Does North Korea Make the Best Beer in Asia?
North Korea may lag far behind its Asian neighbors in nearly everything — economic development, Olympic medals, and human rights, to name a few — but there’s at least one area where it remains competitive: beer.
The capital city of Pyongyang is currently hosting the country’s first beer festival — scheduled to last through early September — which on opening day reportedly drew some 800 local and foreign guests to enjoy pretzels, barbecue, patriotic music, and of course, local brew. The festival is intended to promote North Korea’s flagship Taedonggang beer, named after the river that flows through Pyongyang. “It’s really refreshing, it’s tasty, it’s got just a little bit of sweetness,” one local attendee told The Telegraph. “I think there’s no other beer in the world that tastes like our Taedonggang Beer.”
But it’s not just North Koreans who think highly of their country’s brew.
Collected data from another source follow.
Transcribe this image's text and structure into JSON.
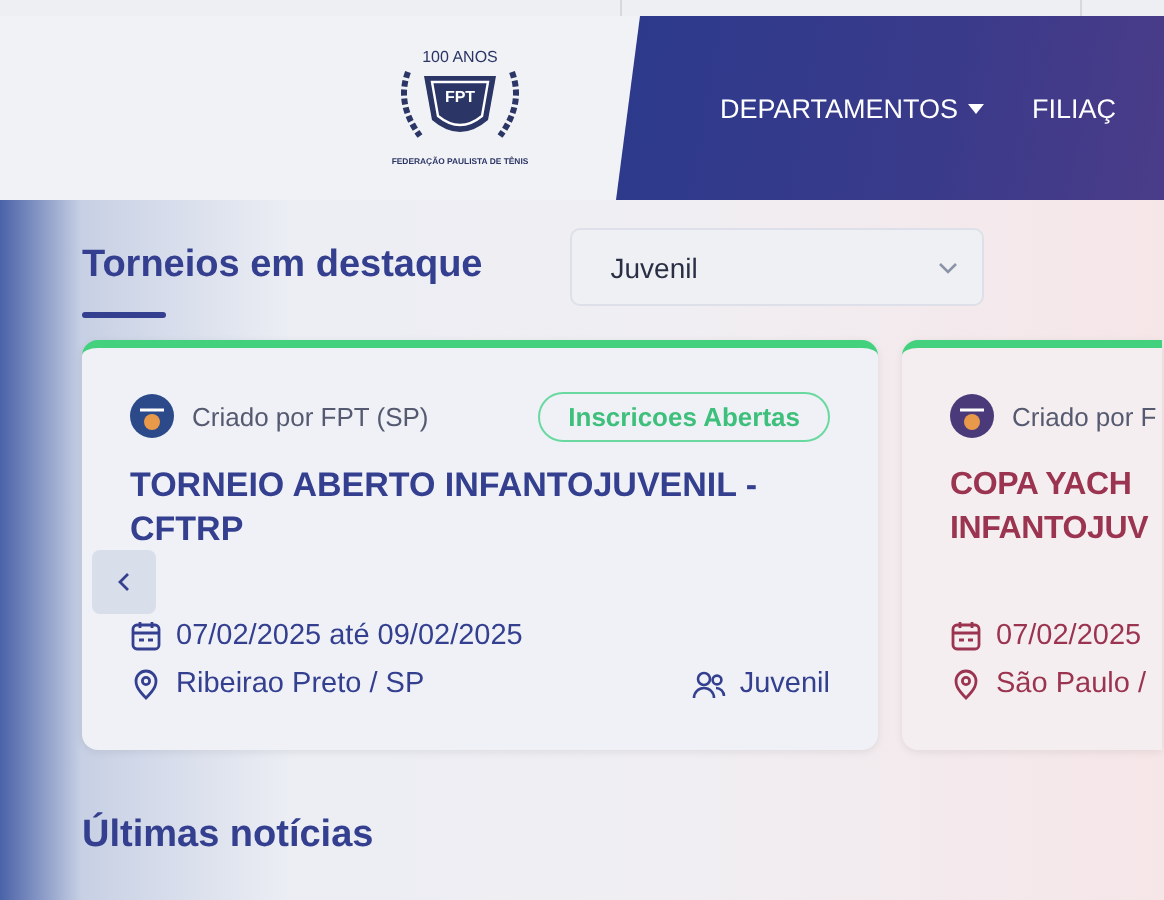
{
  "logo": {
    "top_text": "100 ANOS",
    "mark_text": "FPT",
    "caption": "FEDERAÇÃO PAULISTA DE TÊNIS"
  },
  "nav": [
    {
      "label": "DEPARTAMENTOS",
      "dropdown": true
    },
    {
      "label": "FILIAÇ",
      "dropdown": false
    }
  ],
  "featured": {
    "title": "Torneios em destaque",
    "filter": {
      "value": "Juvenil"
    }
  },
  "cards": [
    {
      "creator": "Criado por FPT (SP)",
      "status": "Inscricoes Abertas",
      "title": "TORNEIO ABERTO INFANTOJUVENIL - CFTRP",
      "dates": "07/02/2025 até 09/02/2025",
      "location": "Ribeirao Preto / SP",
      "category": "Juvenil",
      "color": "#34408f"
    },
    {
      "creator": "Criado por F",
      "title": "COPA YACH INFANTOJUV",
      "dates": "07/02/2025",
      "location": "São Paulo /",
      "color": "#9b3450"
    }
  ],
  "news": {
    "title": "Últimas notícias"
  }
}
Simon Cockerell, who has been taking foreign tour groups into the country since 2002 for the British-run Koryo Tours, says his tourists nearly always have a positive reaction to the local beer. “This could be initially because expectations are low, of course,” he said. “But then again, the beer is very good, easily better than the vast majority of Chinese beers, and — although one can get in trouble for claiming this in South Korea — clearly vastly superior to the mass-market South Korean stuff.”
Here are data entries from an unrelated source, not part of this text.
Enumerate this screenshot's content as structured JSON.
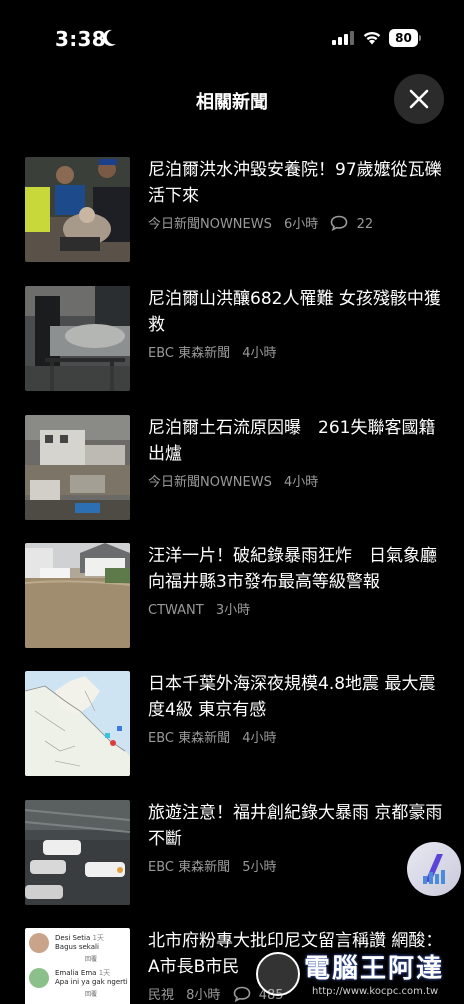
{
  "status_bar": {
    "time": "3:38",
    "battery": "80"
  },
  "header": {
    "title": "相關新聞"
  },
  "articles": [
    {
      "title": "尼泊爾洪水沖毀安養院！97歲嬤從瓦礫活下來",
      "source": "今日新聞NOWNEWS",
      "time": "6小時",
      "comments": "22"
    },
    {
      "title": "尼泊爾山洪釀682人罹難 女孩殘骸中獲救",
      "source": "EBC 東森新聞",
      "time": "4小時"
    },
    {
      "title": "尼泊爾土石流原因曝　261失聯客國籍出爐",
      "source": "今日新聞NOWNEWS",
      "time": "4小時"
    },
    {
      "title": "汪洋一片！破紀錄暴雨狂炸　日氣象廳向福井縣3市發布最高等級警報",
      "source": "CTWANT",
      "time": "3小時"
    },
    {
      "title": "日本千葉外海深夜規模4.8地震 最大震度4級 東京有感",
      "source": "EBC 東森新聞",
      "time": "4小時"
    },
    {
      "title": "旅遊注意！福井創紀錄大暴雨 京都豪雨不斷",
      "source": "EBC 東森新聞",
      "time": "5小時"
    },
    {
      "title": "北市府粉專大批印尼文留言稱讚 網酸：A市長B市民",
      "source": "民視",
      "time": "8小時",
      "comments": "485"
    }
  ],
  "thumb7": {
    "c1_name": "Desi Setia",
    "c1_time": "1天",
    "c1_text": "Bagus sekali",
    "c2_name": "Emalia Ema",
    "c2_time": "1天",
    "c2_text": "Apa ini ya gak ngerti",
    "reply": "回覆"
  },
  "watermark": {
    "text": "電腦王阿達",
    "url": "http://www.kocpc.com.tw"
  }
}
Taedonggang — the country’s only “macro” brewer — was created at the behest of the late leader Kim Jong-il in the early 2000s when North Korea acquired a shuttered British brewery and shipped it piece-by-piece back to Pyongyang. By 2008, it reportedly employed 350 workers. The Pyongyang Beer Festival exclusively served the brewery’s seven beverages, named — in true socialist fashion — Taedonggang 1, Taedonggang 2, Taedonggang 3, etc. Cockerell described Number 1 as a “delicious, proper beer” made completely with barley, while the others included lighter concoctions and iterations of coffee stouts and chocolate stouts.
Josh Thomas, an American amateur brewer who was based in Hong Kong for five years, has tried what he described as an “absolutely insane amount” of Asian beers. He said that Taedonggang is “significantly better” than any other mass-market beer on the continent, chiefly because the best-selling beers of North Korea’s neighbors — Cass and Hite in South Korea, Snow and Tsingtao in China, and Asahi Super Dry and Kirin in Japan — are rice-based, light, and somewhat watered down. But since rice is so scarce in North Korea, brewers there tend to rely more on barley, which makes beer darker, maltier, and richer.
The lack of sufficient electricity for large-scale refrigeration, likewise, limits what sorts of beers are produced. Higher brewing temperatures thus yield more ales and “steam beer.” Thomas likened Taedonggang 1 to the American beer Anchor Steam.
But Taedonggang only accounts for part of the North Korean beer market. Since the lack of fuel and good transportation networks have traditionally made it difficult to ship beer around the country, there are a wide array of microbreweries. Many produce what’s akin to low-quality home brew, but higher-end hotels, restaurants, and bars that cater to privileged locals and foreigners can yield more interesting concoctions.
In 2013, Thomas organized a customized “beer tour” of North Korea and encountered everything from oatmeal stouts and chocolate porters to pale ales. “Some are fantastic, like the Yanggakdo Hotel brewery bar,” he recalled. “And some are pretty bad — like the beer at the bowling alley.”
Of course, in a country that still struggles to feed its population, most locals don’t have the means to enjoy these high-end brews. That doesn’t mean they don’t drink though. Cockrell said that most North Koreans still prefer soju liquor, which is easier to produce and yields more alcohol for the money. But there are now “a huge number” of bars in Pyongyang, and beer can be found throughout the country. He says that Pyongyang men (but not women) now even receive vouchers for beer rations, which can get them around one-to-two liters of free beer at lower-end bars each month.
“I would say the average Pyongyang man would drink beer fairly frequently — at least once a week,” Cockrell said. “People in the countryside drink less often, and some never at all. Beer culture is something still developing — it is mainly still men going to a bar after work, drinking a couple of beers, and then going home… It is more of a utilitarian approach to consumption.”
Foreign beer enthusiasts, however, are often delighted by the unexpected richness of North Korea’s craft beer scene. For Josh Thomas, one of the things that stuck out most on his tour was how the very limited ingredients and brewing technology seemed to — for better or worse — force innovations he’d not seen anywhere else. “North Koreans are incredibly clever at making do with very little,” he said in an interview with Wired shortly after his trip. “They honestly were able to make more interesting beers than most other countries of the world.”